QINGDAO – Sebuah drama epik tersaji di Qingdao Conson Gymnasium, Cina, pada Rabu, 4 Februari 2026, ketika tim bulutangkis putri Indonesia menunjukkan mentalitas baja dan semangat juang yang luar biasa untuk mengalahkan Hong Kong dengan skor telak 4-1 dalam laga fase grup Kejuaraan Badminton Beregu Asia (BATC) 2026. Kemenangan krusial ini tidak hanya mengamankan tiket Srikandi Merah Putih menuju babak perempat final, tetapi juga menjadi bukti nyata kemampuan mereka untuk bangkit dari tekanan setelah sempat tertinggal 0-1 di partai pembuka. Perjuangan dramatis ini, yang disaksikan langsung oleh para penggemar bulutangkis Asia, menyoroti ketangguhan individu dan kekompakan tim, menjanjikan prospek cerah bagi Indonesia di turnamen bergengsi ini.

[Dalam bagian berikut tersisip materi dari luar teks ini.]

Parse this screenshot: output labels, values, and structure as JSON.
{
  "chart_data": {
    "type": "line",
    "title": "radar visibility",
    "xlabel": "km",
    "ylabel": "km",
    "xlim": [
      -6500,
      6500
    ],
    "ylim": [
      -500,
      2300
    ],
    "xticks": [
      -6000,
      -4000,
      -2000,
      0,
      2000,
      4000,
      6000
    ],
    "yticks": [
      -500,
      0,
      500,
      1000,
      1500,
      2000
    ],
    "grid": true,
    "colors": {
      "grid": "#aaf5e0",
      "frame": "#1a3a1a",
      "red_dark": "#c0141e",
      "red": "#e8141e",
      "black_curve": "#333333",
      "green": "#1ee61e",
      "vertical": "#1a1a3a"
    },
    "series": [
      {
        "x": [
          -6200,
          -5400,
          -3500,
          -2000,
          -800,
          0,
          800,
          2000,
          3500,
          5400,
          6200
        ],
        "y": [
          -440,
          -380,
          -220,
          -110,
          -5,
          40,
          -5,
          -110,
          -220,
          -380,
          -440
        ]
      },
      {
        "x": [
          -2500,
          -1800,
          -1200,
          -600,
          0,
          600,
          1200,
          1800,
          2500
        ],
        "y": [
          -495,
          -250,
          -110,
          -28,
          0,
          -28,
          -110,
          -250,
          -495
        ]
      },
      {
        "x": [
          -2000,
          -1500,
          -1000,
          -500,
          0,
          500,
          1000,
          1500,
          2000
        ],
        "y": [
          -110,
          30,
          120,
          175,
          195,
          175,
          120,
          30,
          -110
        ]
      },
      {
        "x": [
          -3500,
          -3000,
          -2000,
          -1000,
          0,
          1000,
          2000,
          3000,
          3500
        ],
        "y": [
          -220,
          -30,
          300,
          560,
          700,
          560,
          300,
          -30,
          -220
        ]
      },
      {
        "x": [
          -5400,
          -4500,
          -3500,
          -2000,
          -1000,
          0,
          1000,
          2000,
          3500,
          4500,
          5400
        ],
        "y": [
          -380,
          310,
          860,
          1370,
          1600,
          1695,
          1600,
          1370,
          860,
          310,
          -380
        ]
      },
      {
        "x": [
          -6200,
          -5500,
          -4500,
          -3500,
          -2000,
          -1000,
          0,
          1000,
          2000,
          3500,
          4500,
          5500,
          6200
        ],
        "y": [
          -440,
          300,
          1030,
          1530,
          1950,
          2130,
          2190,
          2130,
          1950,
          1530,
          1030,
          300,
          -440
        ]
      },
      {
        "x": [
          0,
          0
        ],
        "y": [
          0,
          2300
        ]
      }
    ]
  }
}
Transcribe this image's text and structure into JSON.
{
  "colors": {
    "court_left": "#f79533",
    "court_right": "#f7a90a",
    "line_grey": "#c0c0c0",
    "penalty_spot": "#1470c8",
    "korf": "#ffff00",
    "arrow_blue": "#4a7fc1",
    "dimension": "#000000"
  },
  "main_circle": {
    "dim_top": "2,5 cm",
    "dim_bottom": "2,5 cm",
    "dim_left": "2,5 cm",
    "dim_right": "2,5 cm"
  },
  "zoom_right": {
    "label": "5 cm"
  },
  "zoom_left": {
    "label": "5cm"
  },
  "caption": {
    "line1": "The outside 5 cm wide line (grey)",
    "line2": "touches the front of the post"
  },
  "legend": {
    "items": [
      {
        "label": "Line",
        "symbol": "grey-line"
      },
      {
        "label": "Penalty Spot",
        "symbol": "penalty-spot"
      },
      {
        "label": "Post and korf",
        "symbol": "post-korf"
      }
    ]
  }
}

Awal pertandingan menyajikan tantangan berat bagi skuad Indonesia. Partai pembuka tunggal putri mempertemukan Thalita Ramadhani Wiryawan dengan wakil Hong Kong, Lo Sin Yan Happy. Thalita, yang diharapkan mampu menyumbangkan poin pertama, justru harus mengakui keunggulan lawan dalam pertarungan dua game langsung yang ketat. Skor 21-23 dan 19-21 menunjukkan betapa sengitnya persaingan di lapangan, di mana Thalita berjuang keras namun belum berhasil menemukan celah untuk membalikkan keadaan. Kekalahan ini sontak menempatkan Indonesia dalam posisi tertinggal 0-1, menciptakan atmosfer tegang dan menuntut respons cepat dari para pemain berikutnya untuk menjaga asa kemenangan.
Momentum Kebangkitan: Ganda Putri dan Tunggal Kedua
Tekanan yang menyelimuti tim Merah Putih mulai mencair berkat penampilan gemilang dari pasangan ganda putri Febriana Dwipuji Kusuma dan Meilysa Trias Puspitasari. Turun di partai kedua, Ana/Trias menghadapi duo Hong Kong, Yeung Nga Ting/Yeung Pui Lam. Dengan permainan yang solid, strategi matang, dan koordinasi yang apik, Ana/Trias berhasil mendominasi pertandingan. Mereka menunjukkan kelasnya dengan mengamankan kemenangan dua game langsung, 21-16 dan 21-19, untuk menyamakan kedudukan menjadi 1-1. Kemenangan ini bukan sekadar angka di papan skor; ia adalah suntikan moral yang sangat dibutuhkan, mengembalikan kepercayaan diri tim dan mengubah momentum pertandingan.
Momentum positif ini kemudian dilanjutkan oleh Mutiara Ayu Puspitasari di partai ketiga. Menghadapi Saloni Samirbhai Mehta, Mutiara menunjukkan ketenangan dan determinasi yang luar biasa. Setelah memenangkan game pertama dengan relatif nyaman 21-11, Mutiara dihadapkan pada perlawanan sengit di game kedua. Referensi tambahan menunjukkan bahwa Mutiara bahkan sempat tertinggal dalam situasi krusial, membalikkan kedudukan dari posisi 16-20 untuk akhirnya merebut game tersebut dengan skor 22-20. Perjuangan dramatis ini adalah puncak dari “mentalitas baja” yang disebut-sebut, di mana Mutiara menolak menyerah dan berhasil mengamankan poin penting. Kemenangan 2-0 ini membawa Indonesia unggul 2-1, menempatkan mereka di ambang kemenangan.
Penentu Kemenangan dan Penutup Manis
Partai keempat menjadi penentu nasib tim putri Indonesia. Pasangan ganda putri Rachel Allessya Rose/Febi Setianingrum diturunkan untuk menghadapi Lui Lok Lok/Tsang Hiu Yan. Pertandingan ini berlangsung sangat ketat dan mendebarkan, menguji ketahanan fisik dan mental kedua pasangan. Rachel/Febi harus kehilangan game pertama dengan skor tipis 21-23. Namun, alih-alih menyerah, mereka justru bangkit dengan semangat membara. Dengan fokus yang tidak tergoyahkan dan permainan yang semakin solid, Rachel/Febi berhasil merebut dua game berikutnya dengan skor 21-18 dan 21-11. Kemenangan tiga game yang penuh perjuangan ini secara resmi memastikan kemenangan Indonesia atas Hong Kong dengan skor 3-1, sekaligus mengunci tiket ke babak perempat final. Momen ini menjadi puncak perayaan bagi seluruh tim dan staf pelatih.